Ma la scuola è adeguata a seguire i ragazzi stranieri?

Quando ho iniziato a lavorare con gli stranieri, la mia classe su 21 alunni aveva solo 4 italiani. Non avevo ancora le idee chiare su cosa fare perché erano le mie prime esperienze
Nello stesso plesso, al piano inferiore c’erano le elementari e due maestre, non solo sensibili, ma anche preparate. Conducevano laboratori per stranieri e preparavano tanto materiale. Così io mi sono rivolta a loro che mi davano delle indicazioni soprattutto per chi era appena arrivato. In questo modo sono riuscita a migliorare il mio insegnamento.
Molti dei ragazzi che ho seguito si sono poi persi per strada, anche quelli bravi, come molti cinesi che ho avuto, che avrebbero potuto frequentare gli studi superiori. Purtroppo o non si sono iscritti o, se hanno iniziato, hanno poi mollato. Non ce la facevano sia per carenze linguistiche, sia perché alle superiori non erano seguiti da nessuno. D’altra parte a casa non potevano certo aiutarli!
Se uno può continuare gli studi e non ha ancora acquisito una padronanza adeguata della lingua, andrebbe aiutato, diversamente molla tutto e va a lavorare.

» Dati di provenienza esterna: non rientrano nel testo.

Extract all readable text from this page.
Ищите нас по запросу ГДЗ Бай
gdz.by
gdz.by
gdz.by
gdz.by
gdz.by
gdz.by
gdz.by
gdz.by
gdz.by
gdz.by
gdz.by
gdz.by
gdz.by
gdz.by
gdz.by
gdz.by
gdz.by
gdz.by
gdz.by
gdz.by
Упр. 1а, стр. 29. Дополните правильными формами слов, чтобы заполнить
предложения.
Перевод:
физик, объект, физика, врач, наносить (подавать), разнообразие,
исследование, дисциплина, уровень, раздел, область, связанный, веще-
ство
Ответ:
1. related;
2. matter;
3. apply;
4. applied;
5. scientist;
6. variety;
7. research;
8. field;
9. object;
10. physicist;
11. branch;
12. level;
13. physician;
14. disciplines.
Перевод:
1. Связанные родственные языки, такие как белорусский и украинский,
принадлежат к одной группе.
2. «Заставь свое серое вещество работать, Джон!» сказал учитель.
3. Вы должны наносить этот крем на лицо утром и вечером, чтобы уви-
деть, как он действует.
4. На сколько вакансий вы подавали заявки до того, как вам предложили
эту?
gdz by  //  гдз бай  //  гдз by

Ricordo con particolare affetto i cinesi. In una classe ce n’erano cinque, tre maschi e due femmine, che vengono a trovarmi ogni anno. Per molto tempo sono venuti insieme, ora vengono singolarmente anche se abitano tutti lontani da me. Sono adulti, hanno famiglia e bambini. Credo che loro faranno studiare i loro figli. Ai loro tempi i genitori, invece, non vedevano la scuola come mezzo per realizzare l’indipendenza economica; quattro di loro lavorano in ristoranti e uno in una ditta di import-esport. L’unico che conosceva bene l’italiano ha rilevato un ristorante.
Mi ha sempre colpito quanto il nostro sistema scolastico non sia ancora adeguato ad affrontare i loro problemi e le storie che molto spesso si portano dietro. Penso ad Aman di cui non ho saputo più nulla. Era stata mandata dal Marocco in Italia per studiare. Era stata segnata sul passaporto di una signora come se fosse sua figlia. Ma questa signora la trattava male e Aman non andava a scuola. Questa situazione è stata segnalata da una maestra ed Aman è stata inserita in una comunità. E’ venuta a scuola da noi ed è lì che l’ho incontrata. La realtà delle comunità è un altro triste capitolo: è molto difficile che i ragazzi che ci finiscono vengano recuperati.
Per alcuni ragazzi venire in Italia è un disorientamento totale perché perdono affetti solidi e sono affidati a se stessi. Ricordo una ragazza rumena che era stata lasciata in Romania con i nonni: stava bene, andava bene a scuola. La mamma l’ha fatta venire in Italia, perché l’Italia è un paese più ricco e la figlia avrebbe avuto un futuro migliore. Lei però lavorava come badante e quindi la bambina era molto sola. Alle medie andava bene ma poi si è persa. Accusava la madre di maltrattamenti e quindi è andata in comunità. Qui ha fatto amicizia con ragazze difficili ed è cambiata radicalmente. E’ passata da una comunità all’altra, purtroppo anche di lei non ne ho saputo più niente.
Molti ragazzi, se solo si adeguasse il programma rispettando la loro competenza linguistica, sarebbero in grado di frequentare le scuole superiori, mentre molti si perdono per la nostra inadeguatezza ad affrontare i problemi.